Stronger than steel, harder than diamond, and incredibly flexibility, makes graphene an extraordinary material with a unique combination of characteristics. Thanks to its amazing features, it can be used in numerous applications in electronics, nanotechnology, medicine and biological devices.
Researchers continually develop materials with exceptional conductor abilities in a quest for more efficient current. When we say efficient current, it means a current which travels without losing energy. Graphene is a perfect material for such tests. Since achieving of superconductivity is a big deal MIT physicists have searched for a new method to unleash graphene’s superconductive power. And they found it! The ’magic of superconductivity’ happened when they put graphene in contact with other superconductors.
Sandwiched Between Superconductors
MIT physicists sandwiched a layer of graphene (just a few hundred nanometers wide) between aluminum and chilled to around -273.13 degrees celsius. At such a low temperature, aluminum behaves as a superconductor. More importantly, at this state, graphene has shown the ability to inherit some of the aluminum superconducting qualities. Finally, its electronic state changed dramatically, even at its center.

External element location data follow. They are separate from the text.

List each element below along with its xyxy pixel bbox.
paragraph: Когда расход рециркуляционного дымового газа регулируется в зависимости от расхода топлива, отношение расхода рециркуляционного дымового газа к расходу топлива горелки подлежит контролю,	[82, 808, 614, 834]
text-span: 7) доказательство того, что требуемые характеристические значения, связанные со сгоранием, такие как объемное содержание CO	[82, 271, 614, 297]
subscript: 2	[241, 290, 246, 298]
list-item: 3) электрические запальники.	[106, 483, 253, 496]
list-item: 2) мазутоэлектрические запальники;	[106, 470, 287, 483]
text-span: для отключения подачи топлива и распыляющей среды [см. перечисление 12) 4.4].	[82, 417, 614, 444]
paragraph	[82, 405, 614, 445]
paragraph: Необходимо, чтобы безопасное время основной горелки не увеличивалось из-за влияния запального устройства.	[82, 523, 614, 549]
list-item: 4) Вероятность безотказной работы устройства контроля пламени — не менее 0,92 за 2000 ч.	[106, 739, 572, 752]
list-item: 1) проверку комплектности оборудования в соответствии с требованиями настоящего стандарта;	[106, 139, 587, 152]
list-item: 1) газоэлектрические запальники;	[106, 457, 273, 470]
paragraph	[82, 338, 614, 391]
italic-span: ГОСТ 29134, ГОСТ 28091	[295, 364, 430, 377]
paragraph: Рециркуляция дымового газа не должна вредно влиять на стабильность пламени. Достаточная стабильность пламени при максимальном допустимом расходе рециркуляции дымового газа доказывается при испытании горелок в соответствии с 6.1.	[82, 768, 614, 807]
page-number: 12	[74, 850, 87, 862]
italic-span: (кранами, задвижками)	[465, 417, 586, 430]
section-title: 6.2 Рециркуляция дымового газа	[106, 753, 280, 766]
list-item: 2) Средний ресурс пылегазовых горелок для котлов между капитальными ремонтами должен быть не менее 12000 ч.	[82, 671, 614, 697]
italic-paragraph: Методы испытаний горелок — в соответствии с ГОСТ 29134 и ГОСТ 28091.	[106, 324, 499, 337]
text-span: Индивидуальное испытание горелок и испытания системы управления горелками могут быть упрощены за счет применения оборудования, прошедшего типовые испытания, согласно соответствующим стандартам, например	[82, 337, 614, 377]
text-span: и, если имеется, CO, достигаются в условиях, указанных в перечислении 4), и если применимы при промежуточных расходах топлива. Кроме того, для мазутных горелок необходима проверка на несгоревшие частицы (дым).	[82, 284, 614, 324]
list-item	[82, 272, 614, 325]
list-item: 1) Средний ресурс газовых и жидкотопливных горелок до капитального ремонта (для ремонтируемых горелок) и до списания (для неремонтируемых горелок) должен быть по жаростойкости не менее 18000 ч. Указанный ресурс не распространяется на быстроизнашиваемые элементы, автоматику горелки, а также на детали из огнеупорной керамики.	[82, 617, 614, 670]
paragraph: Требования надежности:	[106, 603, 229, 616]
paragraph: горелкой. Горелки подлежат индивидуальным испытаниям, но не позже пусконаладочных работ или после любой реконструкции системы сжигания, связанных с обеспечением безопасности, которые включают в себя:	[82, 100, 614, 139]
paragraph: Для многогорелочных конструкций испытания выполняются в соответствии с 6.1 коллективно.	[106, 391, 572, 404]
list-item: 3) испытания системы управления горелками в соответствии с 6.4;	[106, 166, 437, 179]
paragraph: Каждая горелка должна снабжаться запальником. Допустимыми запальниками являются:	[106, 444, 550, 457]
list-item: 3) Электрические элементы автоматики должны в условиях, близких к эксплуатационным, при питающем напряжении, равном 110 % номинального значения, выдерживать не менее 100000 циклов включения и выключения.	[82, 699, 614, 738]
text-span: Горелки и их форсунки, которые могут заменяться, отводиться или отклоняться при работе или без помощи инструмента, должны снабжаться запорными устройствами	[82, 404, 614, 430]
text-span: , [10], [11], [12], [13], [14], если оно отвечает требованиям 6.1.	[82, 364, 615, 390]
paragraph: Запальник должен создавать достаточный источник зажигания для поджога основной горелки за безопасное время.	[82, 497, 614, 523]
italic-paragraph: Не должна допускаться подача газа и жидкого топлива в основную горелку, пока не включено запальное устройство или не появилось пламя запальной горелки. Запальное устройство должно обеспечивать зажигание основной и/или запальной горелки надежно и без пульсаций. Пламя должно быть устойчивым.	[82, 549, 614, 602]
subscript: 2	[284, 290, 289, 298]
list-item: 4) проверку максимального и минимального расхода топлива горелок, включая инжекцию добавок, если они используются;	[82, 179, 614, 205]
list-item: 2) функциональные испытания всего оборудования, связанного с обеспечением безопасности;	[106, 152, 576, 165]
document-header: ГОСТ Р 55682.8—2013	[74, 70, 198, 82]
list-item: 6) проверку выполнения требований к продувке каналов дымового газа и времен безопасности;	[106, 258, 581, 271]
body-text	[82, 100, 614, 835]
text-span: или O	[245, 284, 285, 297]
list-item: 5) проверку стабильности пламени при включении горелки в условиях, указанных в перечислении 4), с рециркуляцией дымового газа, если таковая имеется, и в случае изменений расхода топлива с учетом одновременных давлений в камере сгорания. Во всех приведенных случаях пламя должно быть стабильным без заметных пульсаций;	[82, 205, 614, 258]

When researchers assumed that electrons in graphene acting as an individual, something unexpected happened. These electrons started to pair up into what’s known as Andreev states, which is a fundamental electronic configuration that allows a conventional, nonsuperconducting material to carry a supercurrent.

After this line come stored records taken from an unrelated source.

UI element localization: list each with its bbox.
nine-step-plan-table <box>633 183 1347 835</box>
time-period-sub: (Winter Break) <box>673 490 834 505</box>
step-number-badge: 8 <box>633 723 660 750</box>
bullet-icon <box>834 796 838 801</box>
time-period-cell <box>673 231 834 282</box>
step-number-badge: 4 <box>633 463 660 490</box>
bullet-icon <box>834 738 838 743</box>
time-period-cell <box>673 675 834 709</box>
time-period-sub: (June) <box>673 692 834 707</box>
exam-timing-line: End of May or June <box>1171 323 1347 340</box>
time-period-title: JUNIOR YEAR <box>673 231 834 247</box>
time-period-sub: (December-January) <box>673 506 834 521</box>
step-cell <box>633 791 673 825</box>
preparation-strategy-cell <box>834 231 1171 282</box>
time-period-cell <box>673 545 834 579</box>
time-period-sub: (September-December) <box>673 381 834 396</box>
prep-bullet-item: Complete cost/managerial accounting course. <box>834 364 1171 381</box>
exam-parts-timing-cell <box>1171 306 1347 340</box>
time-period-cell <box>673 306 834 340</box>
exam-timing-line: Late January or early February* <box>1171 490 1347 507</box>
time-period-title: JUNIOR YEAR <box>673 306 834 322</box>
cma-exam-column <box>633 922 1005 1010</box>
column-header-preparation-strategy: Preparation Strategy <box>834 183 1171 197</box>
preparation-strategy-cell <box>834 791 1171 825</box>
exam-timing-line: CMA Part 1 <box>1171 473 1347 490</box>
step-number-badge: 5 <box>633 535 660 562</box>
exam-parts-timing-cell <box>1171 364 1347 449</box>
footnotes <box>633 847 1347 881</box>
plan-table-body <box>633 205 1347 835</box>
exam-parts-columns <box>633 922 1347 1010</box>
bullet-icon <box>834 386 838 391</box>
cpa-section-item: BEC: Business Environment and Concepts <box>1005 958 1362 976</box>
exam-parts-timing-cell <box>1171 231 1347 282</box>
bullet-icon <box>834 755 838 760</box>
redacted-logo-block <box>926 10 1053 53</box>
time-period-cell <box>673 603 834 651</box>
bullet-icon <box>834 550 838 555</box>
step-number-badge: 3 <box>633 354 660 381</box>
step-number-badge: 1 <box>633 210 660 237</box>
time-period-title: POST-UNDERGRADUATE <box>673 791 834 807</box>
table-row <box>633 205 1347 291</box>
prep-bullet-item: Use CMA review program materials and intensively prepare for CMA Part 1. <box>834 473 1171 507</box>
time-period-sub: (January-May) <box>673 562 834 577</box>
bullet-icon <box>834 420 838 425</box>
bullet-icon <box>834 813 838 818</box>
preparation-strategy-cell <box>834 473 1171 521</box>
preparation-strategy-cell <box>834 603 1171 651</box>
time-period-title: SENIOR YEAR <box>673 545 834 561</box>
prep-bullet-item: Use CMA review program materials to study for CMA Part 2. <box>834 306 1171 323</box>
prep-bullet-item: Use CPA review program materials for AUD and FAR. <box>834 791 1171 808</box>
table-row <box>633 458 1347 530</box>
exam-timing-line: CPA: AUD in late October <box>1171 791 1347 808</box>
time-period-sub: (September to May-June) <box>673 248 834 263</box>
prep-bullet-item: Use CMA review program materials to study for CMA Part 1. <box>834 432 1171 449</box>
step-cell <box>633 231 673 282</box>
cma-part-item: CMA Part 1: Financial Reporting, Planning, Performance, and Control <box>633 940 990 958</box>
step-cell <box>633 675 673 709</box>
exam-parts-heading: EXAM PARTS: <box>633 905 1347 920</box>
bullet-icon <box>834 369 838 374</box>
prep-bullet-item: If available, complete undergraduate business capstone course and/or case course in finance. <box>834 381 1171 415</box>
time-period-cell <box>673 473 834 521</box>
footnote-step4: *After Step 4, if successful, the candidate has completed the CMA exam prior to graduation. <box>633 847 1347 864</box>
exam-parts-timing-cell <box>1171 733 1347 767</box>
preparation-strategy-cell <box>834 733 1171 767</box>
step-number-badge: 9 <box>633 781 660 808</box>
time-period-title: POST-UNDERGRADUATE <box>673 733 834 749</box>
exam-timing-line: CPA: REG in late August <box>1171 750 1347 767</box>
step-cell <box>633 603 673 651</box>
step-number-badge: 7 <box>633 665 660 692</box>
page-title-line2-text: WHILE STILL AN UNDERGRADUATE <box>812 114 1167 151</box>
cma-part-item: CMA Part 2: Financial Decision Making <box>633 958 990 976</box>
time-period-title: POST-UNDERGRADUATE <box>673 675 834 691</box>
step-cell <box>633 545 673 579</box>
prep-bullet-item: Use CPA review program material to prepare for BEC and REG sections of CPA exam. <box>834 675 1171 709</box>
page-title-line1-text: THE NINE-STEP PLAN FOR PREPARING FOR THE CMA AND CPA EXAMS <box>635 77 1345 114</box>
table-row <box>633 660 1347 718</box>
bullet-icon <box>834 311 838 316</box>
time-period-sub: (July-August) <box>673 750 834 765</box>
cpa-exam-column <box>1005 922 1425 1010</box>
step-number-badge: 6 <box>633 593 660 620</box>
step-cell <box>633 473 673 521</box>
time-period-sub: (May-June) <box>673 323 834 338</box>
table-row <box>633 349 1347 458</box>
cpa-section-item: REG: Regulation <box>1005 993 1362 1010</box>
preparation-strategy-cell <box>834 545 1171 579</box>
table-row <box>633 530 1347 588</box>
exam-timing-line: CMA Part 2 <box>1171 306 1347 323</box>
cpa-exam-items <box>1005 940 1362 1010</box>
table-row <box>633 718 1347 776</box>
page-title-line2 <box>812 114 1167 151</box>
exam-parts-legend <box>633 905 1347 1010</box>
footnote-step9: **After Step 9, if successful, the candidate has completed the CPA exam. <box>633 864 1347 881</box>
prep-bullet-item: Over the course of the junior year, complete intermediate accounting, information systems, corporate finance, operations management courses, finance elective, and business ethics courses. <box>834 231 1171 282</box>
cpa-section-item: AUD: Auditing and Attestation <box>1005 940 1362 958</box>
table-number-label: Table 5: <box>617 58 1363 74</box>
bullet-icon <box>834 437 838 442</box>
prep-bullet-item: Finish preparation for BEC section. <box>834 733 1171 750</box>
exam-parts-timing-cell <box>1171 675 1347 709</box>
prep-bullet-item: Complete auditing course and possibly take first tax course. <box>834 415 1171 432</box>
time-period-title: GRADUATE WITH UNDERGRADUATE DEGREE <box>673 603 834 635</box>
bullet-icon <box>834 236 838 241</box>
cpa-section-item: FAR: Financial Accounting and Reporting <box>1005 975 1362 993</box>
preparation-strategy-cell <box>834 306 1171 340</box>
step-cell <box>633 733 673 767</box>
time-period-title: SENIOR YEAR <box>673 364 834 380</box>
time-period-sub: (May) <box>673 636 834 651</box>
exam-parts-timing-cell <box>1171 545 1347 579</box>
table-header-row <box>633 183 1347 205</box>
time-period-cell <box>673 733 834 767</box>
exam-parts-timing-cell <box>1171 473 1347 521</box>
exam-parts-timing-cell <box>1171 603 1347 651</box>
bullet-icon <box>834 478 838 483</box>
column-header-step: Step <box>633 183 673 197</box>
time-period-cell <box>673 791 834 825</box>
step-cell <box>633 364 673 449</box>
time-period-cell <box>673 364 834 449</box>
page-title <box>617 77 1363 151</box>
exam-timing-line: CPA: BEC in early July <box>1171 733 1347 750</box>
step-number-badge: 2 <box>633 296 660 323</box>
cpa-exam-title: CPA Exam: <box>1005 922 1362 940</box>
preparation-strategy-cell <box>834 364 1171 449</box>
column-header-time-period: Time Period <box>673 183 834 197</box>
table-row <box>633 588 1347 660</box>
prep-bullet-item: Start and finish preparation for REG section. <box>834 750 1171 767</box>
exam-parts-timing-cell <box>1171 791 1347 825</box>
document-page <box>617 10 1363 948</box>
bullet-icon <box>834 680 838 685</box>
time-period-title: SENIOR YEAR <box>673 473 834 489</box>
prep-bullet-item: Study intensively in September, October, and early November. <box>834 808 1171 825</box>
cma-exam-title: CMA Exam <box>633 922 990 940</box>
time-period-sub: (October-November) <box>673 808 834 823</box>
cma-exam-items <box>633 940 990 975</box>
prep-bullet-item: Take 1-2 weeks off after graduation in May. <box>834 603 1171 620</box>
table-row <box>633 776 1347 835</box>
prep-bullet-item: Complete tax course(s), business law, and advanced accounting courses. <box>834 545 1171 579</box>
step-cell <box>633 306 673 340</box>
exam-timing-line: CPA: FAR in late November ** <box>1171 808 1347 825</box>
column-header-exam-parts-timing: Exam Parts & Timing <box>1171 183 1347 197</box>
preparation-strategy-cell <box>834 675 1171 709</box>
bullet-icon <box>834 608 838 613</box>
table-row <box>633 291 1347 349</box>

Electrons in a superconductor dance harmoniously in pairs, like a ballet, but the choreography in the left and right superconductors can be different. Pairs in the central graphene are frustrated as they try to satisfy both ways of dancing. These frustrated pairs are what physicists know as Andreev states. They are carrying the supercurrent, explained lead author of the study Landry Bretheau.
This research is one of many research that explores graphene’s superconducting potential. Recently, Australian scientists have found a way for its cheap production. There’s research being done that explores using graphene to develop better batteries, as well as a material for wearable electronics and photoelectronic devices. The results of the latest MIT’s study may be used to explore avenues for quantum computing. Indeed, with its strength, flexibility, hardness, conductivity and acidity the possibilities are limitless.